戸籍法の改正により、これまで戸籍に記載のなかった氏名の「読み仮名」が記載されることになります。詳しくは今後法務省から通達で示されますが概要についてご紹介します。
目次
戸籍の役割とは
- 家族関係を明らかにすること
- 身分関係を明らかにすること
- 日本人であることを明らかにすること
戸籍には上記のように3つの役割があります。 何か特定の事項を ”明らかなものとして証明する” ことを法律的には “公証する” といい、この機能のことを「公証機能」と呼んだりします。
一般的にいう戸籍謄本というのは正式には「戸籍全部事項証明書」と呼び、市区町村などの自治体が家族関係、身分関係、日本人である事実を「公(おおやけ)に証明してくれる証明書」ということになります。
◆ 家族関係を明らかにする役割とは ◆
戸籍の最も代表的な役割は、家族・親族関係を記録し、証明する役割です。自分の両親が誰か、配偶者(夫・妻)が誰か、兄弟が誰か、子供が何人いるのか等、正確な家族関係が記録されている台帳の役割があります。相続手続で戸籍謄本が必要書類になる理由は、戸籍にこの家族関係を証明する機能があるからです。
◆ 身分関係を明らかにする役割とは ◆
戸籍には家族関係だけではなく、身分関係を証明する役割もあります。日本は身分制度を採用していませんので、ここでいう「身分」とは身分の高い低いではなく、その人が「どんな人なのか」を証明してくれる身分証明書という意味です。子供が生まれたとき、出生届は最寄りの役所に提出しますが、同時に戸籍を管理する本籍地の役所にも連絡がされ、そのときに初めて子供は戸籍に国民として登録され、日本国民としての「身分」を取得することになります。
◆ 日本人であることを明らかにする役割とは ◆
戸籍には日本の国民であることを証明する役割もあります。戸籍に国籍が書いてあるのではなく、日本の戸籍に登録されることが日本国民であることの証明になっていて、日本人でなければ日本の戸籍に入ることができません。外国人でも住民票はある一方、戸籍はないことにはこの役割があるからなのです。
(参考記事「戸籍はどのように作られるか」)
(参考記事「遺産相続と戸籍」)
戸籍に記載されていること
令和5年6月現在で、戸籍に記載されているのは下記事項になります。
- 本籍(戸籍を管理している市町村)
- 筆頭者(戸籍簿の一番最初に記載されている人)
- 在籍する人の氏名と生年月日
- 戸籍に入った原因と年月日
- 続柄(父母、子など)
- 身分事項(出生日や婚姻日など)
戸籍法の改正により「読み仮名」も記載されることに
戸籍にこれまで記載がなかった氏名の「読み仮名」を必須とする改正戸籍法などが2日、参院本会議で、自民、公明など各党の賛成多数で可決、成立しました。改正法は令和6年度にも施行され、われわれ国民が施行後1年以内に本籍地の市区町村に届ける必要があります。

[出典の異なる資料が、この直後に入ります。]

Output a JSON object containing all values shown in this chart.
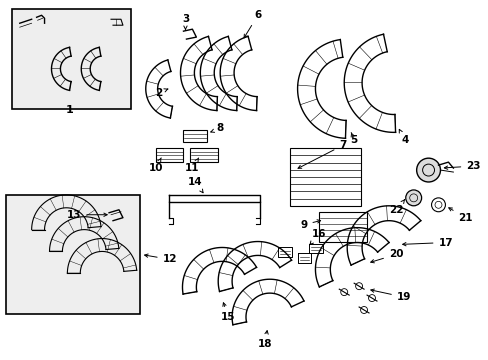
{
  "bg_color": "#ffffff",
  "line_color": "#000000",
  "fig_width": 4.89,
  "fig_height": 3.6,
  "dpi": 100
}
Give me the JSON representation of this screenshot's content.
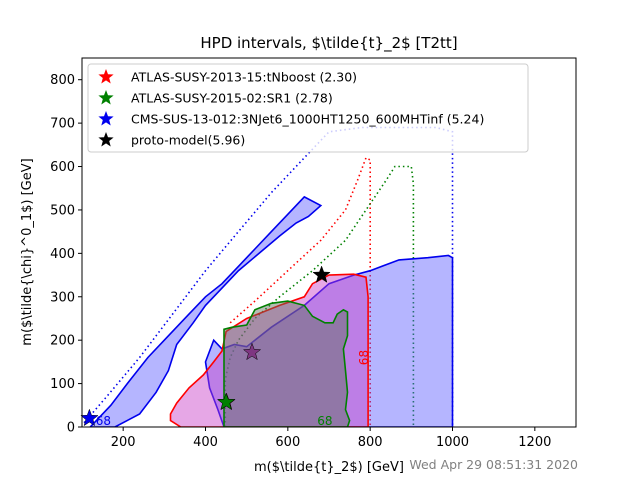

読み仮名のルールとしては「氏名に用いる文字の読み方として一般に認められているもの」との基準を設けられます。
「一般に認められている」の基準の詳細は法務省が今後、通達で示すことになっていますが
- 漢字とは意味が反対(「高」(ヒクシ)など)
- 読み違いかどうか判然としない(「太郎」(ジロウ))
- 漢字の意味や読み方からはおよそ連想できない(「太郎」(マイケル))
といった読みは認められないと考えられます。
記載は片仮名で、新生児らが初めて戸籍に載る際はあわせて読み仮名を記すことになります。その他の者に関しては戸籍筆頭者が氏名、筆頭者以外が名前に関して届けます。
市区町村は住民票などで既に把握している読み仮名を通知することとしており、1年以内に届けがなければ職権で記載するようです。
常用漢字表や辞書に掲載がない読み方の場合も、届け出人に説明を求めた上で判断されることになりそうです。
まとめ
住民票に読み仮名が降られている場合は自ら届出をしなくても、職権で記載されるからほっておいてもいいや、とお考えの方もいるでしょうが、もし間違った読み仮名が戸籍に登録され、自分の名前でありながらそれを知らずにずっとそのままだと問題がありますね。いずれにしてもタイミングをみて新しくなった戸籍を確認してみる必要がありそうです。